If my N was a normal man I would have never ever looked back Married for 15 years, the N was my only ever relationship outside the marriage. But then being married to my husband is like being the single mother of two children ( we have an 8 year old boy) Even the vicar says that although he cannot endorse the idea of divorce, he could see why I would want to - no depth of anything... just happy being carried. Niot quite a N, but close... anyway. I am trapped in mine because he has used my son to blackmail me into staying. I am learning resilience. I have tried to leave 3 times already, the proper way, through mediation and constructive dialogue. He has sabotaged every attempt and the N thing just killed off my last attempt at escaping.... But in my head I am still free. One day I'll he out of there, but he will not get a warning this time. I'll just be gone.

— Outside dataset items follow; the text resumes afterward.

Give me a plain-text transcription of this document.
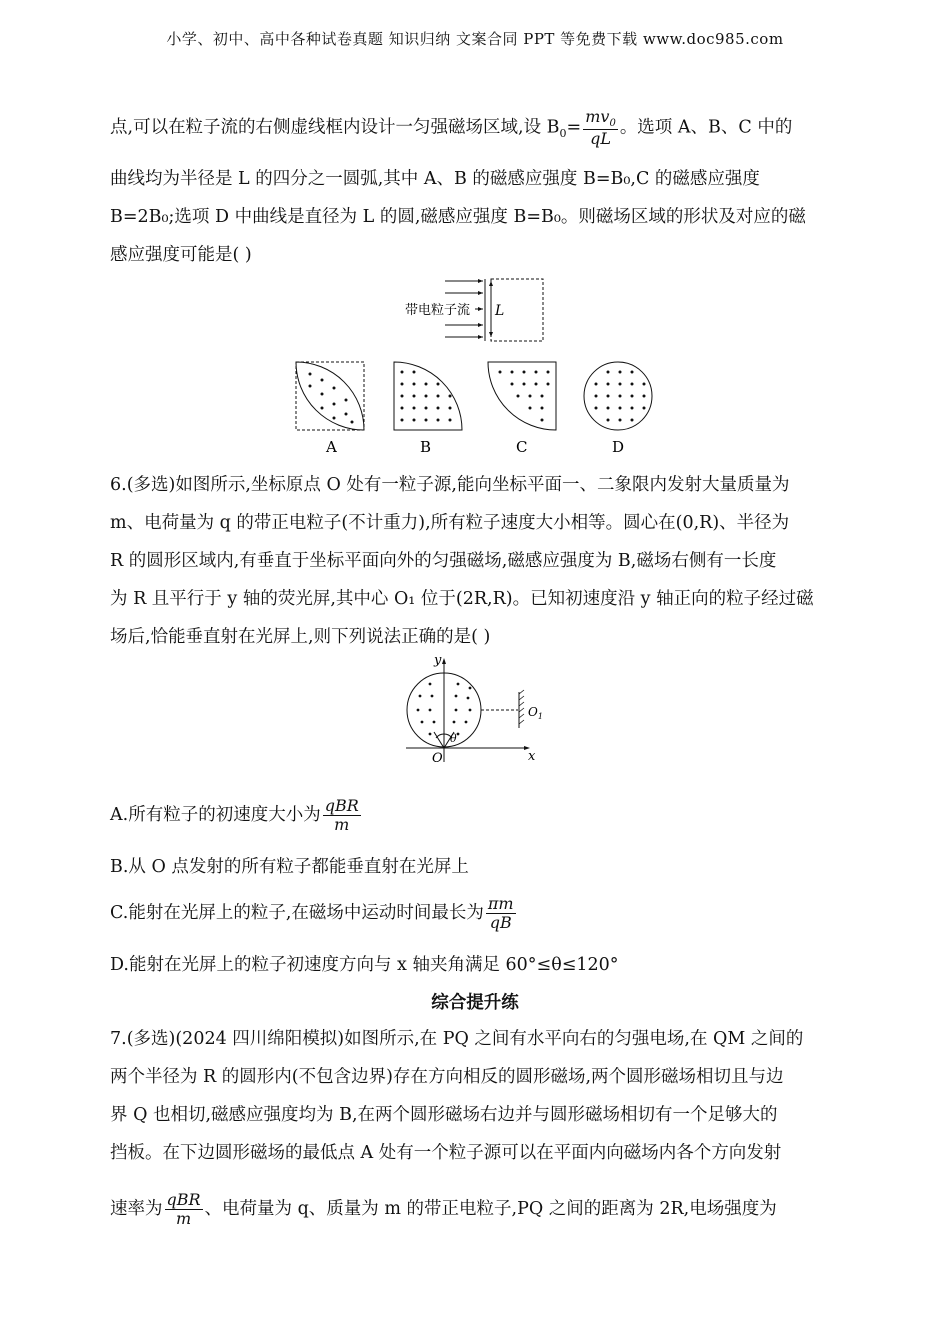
小学、初中、高中各种试卷真题 知识归纳 文案合同 PPT 等免费下载 www.doc985.com
点,可以在粒子流的右侧虚线框内设计一匀强磁场区域,设 $B_0= \frac{mv_0}{qL}$ 。选项 A、B、C 中的
曲线均为半径是 L 的四分之一圆弧,其中 A、B 的磁感应强度 B=B₀,C 的磁感应强度
B=2B₀;选项 D 中曲线是直径为 L 的圆,磁感应强度 B=B₀。则磁场区域的形状及对应的磁
感应强度可能是( )
带电粒子流 L
A	B	C	D
6.(多选)如图所示,坐标原点 O 处有一粒子源,能向坐标平面一、二象限内发射大量质量为
m、电荷量为 q 的带正电粒子(不计重力),所有粒子速度大小相等。圆心在(0,R)、半径为
R 的圆形区域内,有垂直于坐标平面向外的匀强磁场,磁感应强度为 B,磁场右侧有一长度
为 R 且平行于 y 轴的荧光屏,其中心 O₁ 位于(2R,R)。已知初速度沿 y 轴正向的粒子经过磁
场后,恰能垂直射在光屏上,则下列说法正确的是( )
y
x
O
$O_1$
θ
A.所有粒子的初速度大小为 $\frac{\text{qBR}}{m}$
B.从 O 点发射的所有粒子都能垂直射在光屏上
C.能射在光屏上的粒子,在磁场中运动时间最长为 $\frac{\pi m}{qB}$
D.能射在光屏上的粒子初速度方向与 x 轴夹角满足 60°≤θ≤120°
综合提升练
7.(多选)(2024 四川绵阳模拟)如图所示,在 PQ 之间有水平向右的匀强电场,在 QM 之间的
两个半径为 R 的圆形内(不包含边界)存在方向相反的圆形磁场,两个圆形磁场相切且与边
界 Q 也相切,磁感应强度均为 B,在两个圆形磁场右边并与圆形磁场相切有一个足够大的
挡板。在下边圆形磁场的最低点 A 处有一个粒子源可以在平面内向磁场内各个方向发射
速率为 $\frac{\text{qBR}}{m}$ 、电荷量为 q、质量为 m 的带正电粒子,PQ 之间的距离为 2R,电场强度为
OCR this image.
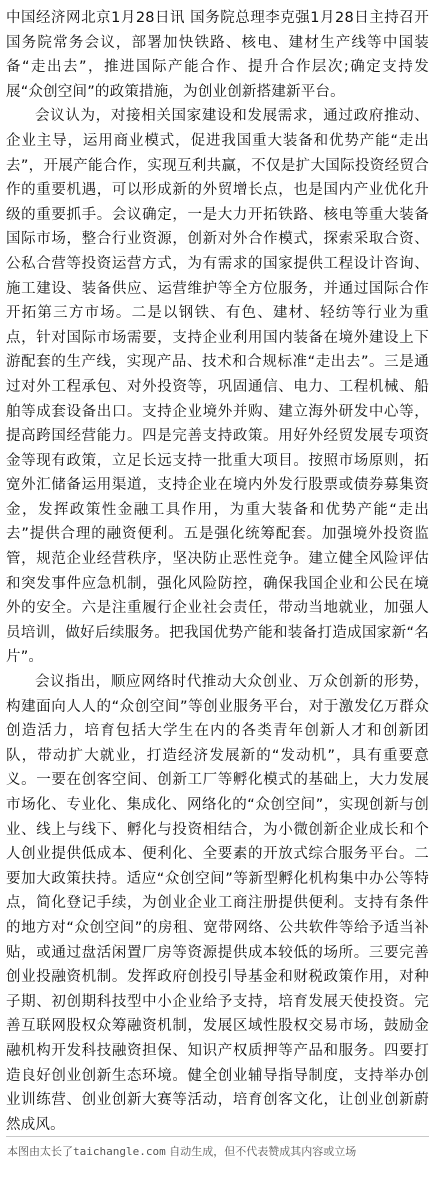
中国经济网北京1月28日讯 国务院总理李克强1月28日主持召开国务院常务会议，部署加快铁路、核电、建材生产线等中国装备“走出去”，推进国际产能合作、提升合作层次;确定支持发展“众创空间”的政策措施，为创业创新搭建新平台。

会议认为，对接相关国家建设和发展需求，通过政府推动、企业主导，运用商业模式，促进我国重大装备和优势产能“走出去”，开展产能合作，实现互利共赢，不仅是扩大国际投资经贸合作的重要机遇，可以形成新的外贸增长点，也是国内产业优化升级的重要抓手。会议确定，一是大力开拓铁路、核电等重大装备国际市场，整合行业资源，创新对外合作模式，探索采取合资、公私合营等投资运营方式，为有需求的国家提供工程设计咨询、施工建设、装备供应、运营维护等全方位服务，并通过国际合作开拓第三方市场。二是以钢铁、有色、建材、轻纺等行业为重点，针对国际市场需要，支持企业利用国内装备在境外建设上下游配套的生产线，实现产品、技术和合规标准“走出去”。三是通过对外工程承包、对外投资等，巩固通信、电力、工程机械、船舶等成套设备出口。支持企业境外并购、建立海外研发中心等，提高跨国经营能力。四是完善支持政策。用好外经贸发展专项资金等现有政策，立足长远支持一批重大项目。按照市场原则，拓宽外汇储备运用渠道，支持企业在境内外发行股票或债券募集资金，发挥政策性金融工具作用，为重大装备和优势产能“走出去”提供合理的融资便利。五是强化统筹配套。加强境外投资监管，规范企业经营秩序，坚决防止恶性竞争。建立健全风险评估和突发事件应急机制，强化风险防控，确保我国企业和公民在境外的安全。六是注重履行企业社会责任，带动当地就业，加强人员培训，做好后续服务。把我国优势产能和装备打造成国家新“名片”。

会议指出，顺应网络时代推动大众创业、万众创新的形势，构建面向人人的“众创空间”等创业服务平台，对于激发亿万群众创造活力，培育包括大学生在内的各类青年创新人才和创新团队，带动扩大就业，打造经济发展新的“发动机”，具有重要意义。一要在创客空间、创新工厂等孵化模式的基础上，大力发展市场化、专业化、集成化、网络化的“众创空间”，实现创新与创业、线上与线下、孵化与投资相结合，为小微创新企业成长和个人创业提供低成本、便利化、全要素的开放式综合服务平台。二要加大政策扶持。适应“众创空间”等新型孵化机构集中办公等特点，简化登记手续，为创业企业工商注册提供便利。支持有条件的地方对“众创空间”的房租、宽带网络、公共软件等给予适当补贴，或通过盘活闲置厂房等资源提供成本较低的场所。三要完善创业投融资机制。发挥政府创投引导基金和财税政策作用，对种子期、初创期科技型中小企业给予支持，培育发展天使投资。完善互联网股权众筹融资机制，发展区域性股权交易市场，鼓励金融机构开发科技融资担保、知识产权质押等产品和服务。四要打造良好创业创新生态环境。健全创业辅导指导制度，支持举办创业训练营、创业创新大赛等活动，培育创客文化，让创业创新蔚然成风。

本图由太长了taichangle.com 自动生成，但不代表赞成其内容或立场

Jun 10 - 7PM (Reply to #4)
Timehelps2
Timehelps2's picture

Meeting the N made me enlightened

I had been in an 18 year marriage (last 13 of them sexless) to a cerebral N, workaholic,porn addict and former (so I thought) sex addict. Settled into the grind of raising kids and paying bills in the suburbs. I played the stay at home housewife and when I decided to go back to work the sh*t hit the fan. How dare I wasn't home to be on call whenever he needed? Years of this craziness and then I get a boss who can't leave me alone wants to talk to me all the time and be there for me. My story is posted, but after it was all over and I decided to break the affair off I realized that my husband was as bad as the narc only in a different shell. So I left him. In a strange way I have to "thank" my N for giving me a wake up call to get out of a bad marriage. I can't stand the guy now because he has trashed my reputation at work as he captured his new supply and is nothing but head games. I certainly have had to do some serious soul searching to why I keep picking men who are so damaging. Just wish I could have learned this lesson decades sooner.